Makna i’jaz al-Quran
Pengertian i’jaz menurut bahasa:
Untuk
mendapatkan makna i’jaz al-Quran, yang merupakan kata majemuk yang
dalam bahasa Arab dinamakan tarkib idhofi, terlebih dahulu kita harus
memahami makna i’jaz secara etimologi. I’jaz adalah isim mashdar dari
‘ajaza-yu’jizu-i’jazan yang mempunyai arti “ketidakberdayaan atau
keluputan” (naqid al-hazm). Dikatakan : a’jazani al-amru, artinya:
“perkara itu luput dariku”. Makna leksikal kedua adalaha “membuat tidak
mampi”, seperti dalam contoh a’jaza akhoohu “dia telah membuat
saudaranya tidak mampi” manakala dia telah menetapkan ketidakmampuan
saudaranya itu dalam suatu hal. Kata i’jaz juga berarti “terwujudnya
ketidakmampuan”, seperti dalam contoh: a’jaztu zaidan “aku mendapati
Zaid tidak mampu”.[1]
Pengertian i’jaz secara istilah:
Penampakan
kebenaran pengklaiman kerasulan nabi Muhammad SAW dalam ketidakmampuan
orang Arab untu menandingi mukjizat nabi yang abadi, yaitu al-Quran.[2]
Perbuatan seseorang pengklaim bahwa ia menjalankan fungsi ilahiyah
dengan cara melanggar ketentuan hokum alam dan membuat orang lain tidak
mampu melakukannya dan bersaksi akan kebenaran klaimnya.[3]
Pengertian mukjizat:
- Sebuah fenomena adikodrati disertai dengan tantangan yang taktertandingi.[4]

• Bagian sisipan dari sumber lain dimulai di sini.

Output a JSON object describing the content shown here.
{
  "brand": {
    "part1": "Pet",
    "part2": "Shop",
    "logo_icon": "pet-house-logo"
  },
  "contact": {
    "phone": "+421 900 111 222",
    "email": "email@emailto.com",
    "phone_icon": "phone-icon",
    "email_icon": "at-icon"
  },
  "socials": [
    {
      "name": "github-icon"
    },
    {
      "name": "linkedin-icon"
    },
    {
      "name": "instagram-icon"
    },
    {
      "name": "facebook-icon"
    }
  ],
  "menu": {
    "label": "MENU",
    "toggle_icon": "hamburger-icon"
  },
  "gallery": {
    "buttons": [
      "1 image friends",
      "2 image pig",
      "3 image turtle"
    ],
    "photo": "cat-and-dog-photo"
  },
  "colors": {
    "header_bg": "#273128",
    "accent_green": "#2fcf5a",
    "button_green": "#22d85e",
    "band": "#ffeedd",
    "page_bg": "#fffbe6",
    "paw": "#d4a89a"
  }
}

- Sebuah perkara luar biasa (khoriqun lil ‘adah) yang muncul pada diri seorang yang mengaku nabi dalam sebuah kapasitas tertentu yang tidak bias dilakukan oleh siapapun yang mengingkarinya.[5]
Macam-macam mukjizat
Secara umum mukjizat dapat digolongkan menjadi dua klasifikasi, yaitu:
Mu’jizat Indrawi (Hissiyyah)
Mukjizat
jenis ini diderivasikan pada kekuatan yang muncul dari segi fisik yang
mengisyaratkan adanya kesaktian seorang nabi. Secara umum dapat diambil
contoh adalah mukjizat nabi Musa dapat membelah lautan, mukjizat nabi
Daud dapat melunakkan besi serta mukjizat nabi-nabi dari bani Israil
yang lain. Bahkan secara umum bila melihat komentar Imam Jalaludin
as-Suyuthi, dimana beliau berpendapat bahwa kebanyakan maukjizat yang
ditanpakkan Allah pada diri para nabi yang diutus kepada bani Israil
adalah mukjizat jenis fisik. Beliau menambahkan hal itu dikarenakan atas
lemah dan keterbelakangan tingkat intelegensi bani Israil.[6]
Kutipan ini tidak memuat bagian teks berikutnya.